Not Just Tactical Delivery

It becomes harder to inform stakeholders about the contribution of smaller efforts, especially when they are assumed to be standard activities. This perception can reduce leadership’s interest in understanding how those activities contribute to broader goals.

However, Small Ideas should not be dismissed as routine execution. They can be intentional, well-designed, and tested to deliver a specific outcome. 

The key is not the scale of the idea—it’s the clarity of purpose behind it.

What Makes a Small Idea Strategic?

Small Ideas are not simply “minor” versions of Big Ideas. The difference lies in scope, purpose, and how they are used.

  • A Big Idea typically carries a broad ambition. It aims to shift perception, introduce a new message across channels, or achieve organisation-wide recognition. It often seeks multiple outcomes from a single concept.
  • A Small Idea, on the other hand, focuses on one clear task. It might aim to improve a single message, test an audience segment, or validate a new channel before broader adoption.

The value of a Small Idea lies in its precision. It is designed to support learning, support decision-making, or influence outcomes in manageable steps.

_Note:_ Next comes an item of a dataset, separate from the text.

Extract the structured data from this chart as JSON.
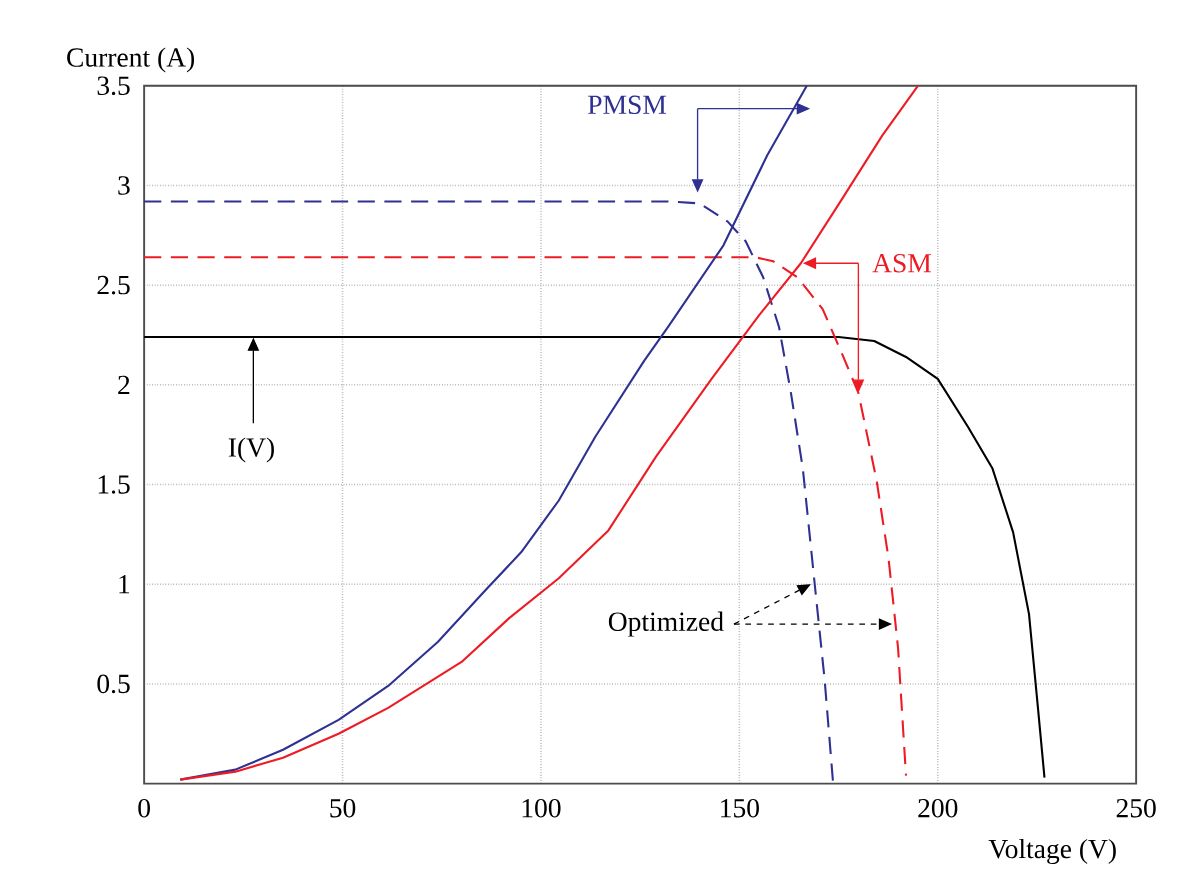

Small Ideas can be used to:

  • Run a low-risk test of a key message before a larger campaign
  • Gather insights on specific audience preferences or behaviours
  • Prove the value of a new approach through a contained pilot

This makes Small Ideas a strategic option, especially in fast-moving environments. They enable communicators to build a case for change using evidence, not just assumptions. When used this way, Small Ideas are not just execution—they are part of strategy development.

Playing a Long Game

Communicators aim to build trust and credibility with every project delivered. 

That trust is earned not only through high-impact campaigns, but also through consistent alignment with business needs and audience insights.

Relying only on Big Ideas can lead to a situation where expectations are high, but outcomes are unclear. If the idea does not land, or if the outcomes are poorly measured, credibility suffers.

Small Ideas allow for a more reliable approach. Each Small Idea can be tracked, adjusted, and scaled based on what is working. This creates a learning loop, where insights from one effort inform the next. Over time, these efforts compound. The result is not only a better understanding of what works, but also stronger delivery and fewer missteps.

If the aim is to show communications as a trusted partner in decision-making and delivery, Small Ideas help create that picture over time. They show that the communicator is not guessing. They are building something that works.

Making Small Ideas Add Up

Communicators must serve the objectives of the organisation. If a series of Small Ideas can achieve outcomes more reliably and with greater learning potential than a single Big Idea, it is worth pursuing.

Small Ideas allow communicators to test, learn, adapt, and deliver. They make room for reflection and adjustment. They reduce the risks that come with betting everything on a single campaign. And when thoughtfully connected, Small Ideas can form the foundation of large, successful programmes.

To make Small Ideas work strategically, you need to design them intentionally. 

One way is to view each idea as part of a broader structure: every idea has a defined goal and a clear metric and contributes to a larger programme.

Ask these questions to guide your use of Small Ideas:

  1. What is the specific objective this idea is meant to support?
  2. What is the desired behaviour, change, or outcome from this idea?
  3. What learning or evidence will we get from this idea?
  4. How does this idea relate to others currently in play?
  5. How do we sequence or combine this idea with others to form a larger narrative or plan?

Small Ideas are not a compromise. They are a choice. They give communicators the opportunity to test, learn, improve, and deliver real value—often with more agility and less risk.

The key is to treat them with the same discipline as Big Ideas—clear objectives, deliberate planning, and measurable outcomes. When done right, Small Ideas are not small at all. They are how communicators move forward with confidence, purpose, and credibility.